Intel shares sank 8% on Friday after the company warned of exiting chip manufacturing if it fails to secure a major customer, a potentially drastic move by the new chief executive to cut spending and revive the struggling American company.
Lip-Bu Tan said he would further shrink Intel's workforce, halt work on two plants in Europe and slow another in Ohio, binning his ousted predecessor’s strategy that relied on building costly facilities to restore its manufacturing edge.
The plan for such extreme measures follows a surprise second-quarter adjusted loss and a forecast for a bigger-than-expected loss in the third quarter.
The weakening financials pointed to more trouble for Intel after years of mismanagement eroded its PC and data centre market share and left it with almost no presence in the AI market.
As part of its new strategy, Intel may reserve the advanced 18A manufacturing process for its products and proceed with its next-generation 14A only if it lands a major external customer commits, Mr Tan told analysts on the post-earnings call.
The move could put $100bn (€85.3bn) in assets at risk and deepen its dependence on rival TSMC, adding strain to margins already running at about half their historical highs.
Intel was set to lose nearly $8bn in market value, if current losses hold.
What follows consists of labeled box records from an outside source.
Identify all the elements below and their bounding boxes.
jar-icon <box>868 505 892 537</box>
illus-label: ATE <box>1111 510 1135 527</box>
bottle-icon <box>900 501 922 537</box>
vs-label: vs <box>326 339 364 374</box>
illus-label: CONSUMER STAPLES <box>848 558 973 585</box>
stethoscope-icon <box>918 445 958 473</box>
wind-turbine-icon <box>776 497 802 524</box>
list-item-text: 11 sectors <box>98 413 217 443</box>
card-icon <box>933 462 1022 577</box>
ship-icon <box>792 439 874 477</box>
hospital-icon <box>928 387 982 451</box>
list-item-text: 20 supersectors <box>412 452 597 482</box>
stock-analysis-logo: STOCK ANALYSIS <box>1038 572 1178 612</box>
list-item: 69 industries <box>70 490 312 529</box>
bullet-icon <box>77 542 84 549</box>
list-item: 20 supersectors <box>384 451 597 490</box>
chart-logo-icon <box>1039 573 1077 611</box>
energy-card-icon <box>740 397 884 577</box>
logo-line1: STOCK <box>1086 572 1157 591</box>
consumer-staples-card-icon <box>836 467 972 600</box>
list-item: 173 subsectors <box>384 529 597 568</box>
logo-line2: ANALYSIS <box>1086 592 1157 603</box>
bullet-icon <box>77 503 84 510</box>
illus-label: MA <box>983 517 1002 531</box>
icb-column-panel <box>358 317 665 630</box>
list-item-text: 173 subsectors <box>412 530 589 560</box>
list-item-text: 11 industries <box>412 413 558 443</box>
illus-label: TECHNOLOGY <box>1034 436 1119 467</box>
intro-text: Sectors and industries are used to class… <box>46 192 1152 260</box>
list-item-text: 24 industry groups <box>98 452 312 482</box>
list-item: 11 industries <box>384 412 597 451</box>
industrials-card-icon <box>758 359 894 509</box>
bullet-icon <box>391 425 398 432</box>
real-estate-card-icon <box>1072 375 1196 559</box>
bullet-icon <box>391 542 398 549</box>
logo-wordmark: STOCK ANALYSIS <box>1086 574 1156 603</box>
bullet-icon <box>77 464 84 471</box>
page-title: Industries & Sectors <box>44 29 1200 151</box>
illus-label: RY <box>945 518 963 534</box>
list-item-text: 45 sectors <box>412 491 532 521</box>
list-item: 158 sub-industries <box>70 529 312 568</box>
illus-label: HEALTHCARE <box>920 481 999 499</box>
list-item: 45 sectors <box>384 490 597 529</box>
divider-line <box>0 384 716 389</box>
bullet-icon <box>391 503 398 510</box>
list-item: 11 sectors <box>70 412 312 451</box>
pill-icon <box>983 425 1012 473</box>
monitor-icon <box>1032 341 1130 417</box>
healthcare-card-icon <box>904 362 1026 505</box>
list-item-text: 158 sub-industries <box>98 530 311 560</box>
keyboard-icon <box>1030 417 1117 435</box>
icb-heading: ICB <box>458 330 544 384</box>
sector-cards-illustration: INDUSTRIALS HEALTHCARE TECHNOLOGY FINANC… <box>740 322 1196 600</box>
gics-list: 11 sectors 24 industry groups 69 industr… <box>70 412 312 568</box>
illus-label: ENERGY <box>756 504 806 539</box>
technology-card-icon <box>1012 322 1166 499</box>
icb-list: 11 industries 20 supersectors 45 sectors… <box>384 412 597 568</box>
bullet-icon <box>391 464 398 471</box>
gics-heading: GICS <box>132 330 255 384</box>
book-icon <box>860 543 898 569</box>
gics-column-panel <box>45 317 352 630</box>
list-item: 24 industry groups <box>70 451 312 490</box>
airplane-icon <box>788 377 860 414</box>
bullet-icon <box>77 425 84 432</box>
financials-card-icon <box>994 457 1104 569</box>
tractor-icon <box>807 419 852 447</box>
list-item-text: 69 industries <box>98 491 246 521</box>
Its current valuation of about $100bn is less than half of Advanced Micro Devices, which is valued at more than $260bn.
The stock has lagged far behind rivals this year, rising 12.8% compared with AI darling Nvidia'’s 30% gain and AMD's 34%.
Since taking the helm in March, Tan has divested businesses, laid off employees and redirected resources as part of his strategic reset to revive the embattled chipmaker.
"There are no more blank checks," he wrote in a memo to employees on Thursday.
The struggling company has significant operations in Ireland mainly focused on its facility in Leixlip, Co Kildare. It employs about 5,000 people in Ireland.
In June, the company notified the Department of Enterprise it planned on making redundancies. It was understood at the time 195 jobs could potentially go, but this was at the upper end and that the final number of redundancies could be lower.